Raconter l’horreur sans jugement de valeur. Explorer un milieu social gangréné par les marques et le mépris de classe. Donner corps à l’un des personnages les plus fascinants de l’histoire de la littérature. Un exercice périlleux auquel s’astreint avec talent Bret Easton Ellis dans le viscéral American Psycho.
En prenant presque exclusivement appui sur un golden boy de 27 ans, Bret Easton Ellis parvient à relier la structure – l’individu – à la superstructure – son milieu socioprofessionnel. On connaissait déjà les marchés dérégulés et exubérants de Wall Street, on découvre ceux, égocentriques et psychotiques, des cadres et chefs exécutifs y officiant. La jonction a lieu presque naturellement, dans le texte et entre les lignes. Dans l’upper class d’American Psycho ne cohabitent que des protagonistes aux failles inexpiables, au sein desquels la solitude, la folie, la mégalomanie, la condescendance et la superficialité ont depuis longtemps fait souche. Une Amérique majuscule, en vase clos, aux extases autistiques, enfin départie de ses témoins impuissants et de ses victimes désolées.
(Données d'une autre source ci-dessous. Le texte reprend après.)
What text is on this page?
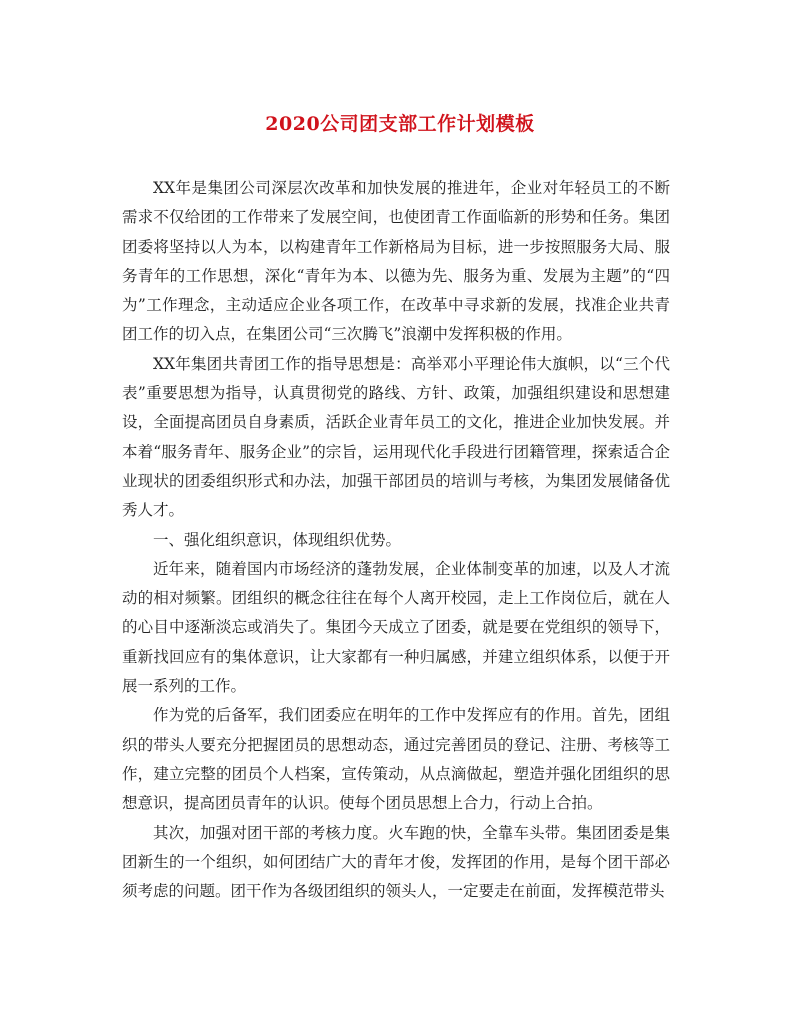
2020公司团支部工作计划模板

XX年是集团公司深层次改革和加快发展的推进年，企业对年轻员工的不断需求不仅给团的工作带来了发展空间，也使团青工作面临新的形势和任务。集团团委将坚持以人为本，以构建青年工作新格局为目标，进一步按照服务大局、服务青年的工作思想，深化“青年为本、以德为先、服务为重、发展为主题”的“四为”工作理念，主动适应企业各项工作，在改革中寻求新的发展，找准企业共青团工作的切入点，在集团公司“三次腾飞”浪潮中发挥积极的作用。

XX年集团共青团工作的指导思想是：高举邓小平理论伟大旗帜，以“三个代表”重要思想为指导，认真贯彻党的路线、方针、政策，加强组织建设和思想建设，全面提高团员自身素质，活跃企业青年员工的文化，推进企业加快发展。并本着“服务青年、服务企业”的宗旨，运用现代化手段进行团籍管理，探索适合企业现状的团委组织形式和办法，加强干部团员的培训与考核，为集团发展储备优秀人才。

一、强化组织意识，体现组织优势。

近年来，随着国内市场经济的蓬勃发展，企业体制变革的加速，以及人才流动的相对频繁。团组织的概念往往在每个人离开校园，走上工作岗位后，就在人的心目中逐渐淡忘或消失了。集团今天成立了团委，就是要在党组织的领导下，重新找回应有的集体意识，让大家都有一种归属感，并建立组织体系，以便于开展一系列的工作。

作为党的后备军，我们团委应在明年的工作中发挥应有的作用。首先，团组织的带头人要充分把握团员的思想动态，通过完善团员的登记、注册、考核等工作，建立完整的团员个人档案，宣传策动，从点滴做起，塑造并强化团组织的思想意识，提高团员青年的认识。使每个团员思想上合力，行动上合拍。

其次，加强对团干部的考核力度。火车跑的快，全靠车头带。集团团委是集团新生的一个组织，如何团结广大的青年才俊，发挥团的作用，是每个团干部必须考虑的问题。团干作为各级团组织的领头人，一定要走在前面，发挥模范带头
Patrick Bateman, héros et narrateur du roman, porte en lui toutes les hyperboles habituellement prêtées au monde de la finance. Il cannibalise son environnement au sens propre comme au sens figuré. Il s’érige en ambassadeur d’un capitalisme amoral, dénué de scrupules, adorateur de Donald Trump et obsédé par sa propre image, cultivée à coups de séances de musculation, de soins corporels et de cartes professionnelles inutilement élaborées. Il a le branding pour seule boussole et le Patty Winters Show comme unique référent culturel, même si de longues digressions l’amènent parfois à disséquer tel ou tel artiste. Il carbure à la cocaïne, aux émotions fortes, à la chair féminine et aux jugements à l’emporte-pièce. Il s’offre le scalp de l’Amérique, perché aux meilleures tables des restaurants les plus en vue, et celui des nombreuses victimes ayant le malheur de croiser sa route, la plupart du temps dans des appartements surdimensionnés à la décoration soigneusement soupesée.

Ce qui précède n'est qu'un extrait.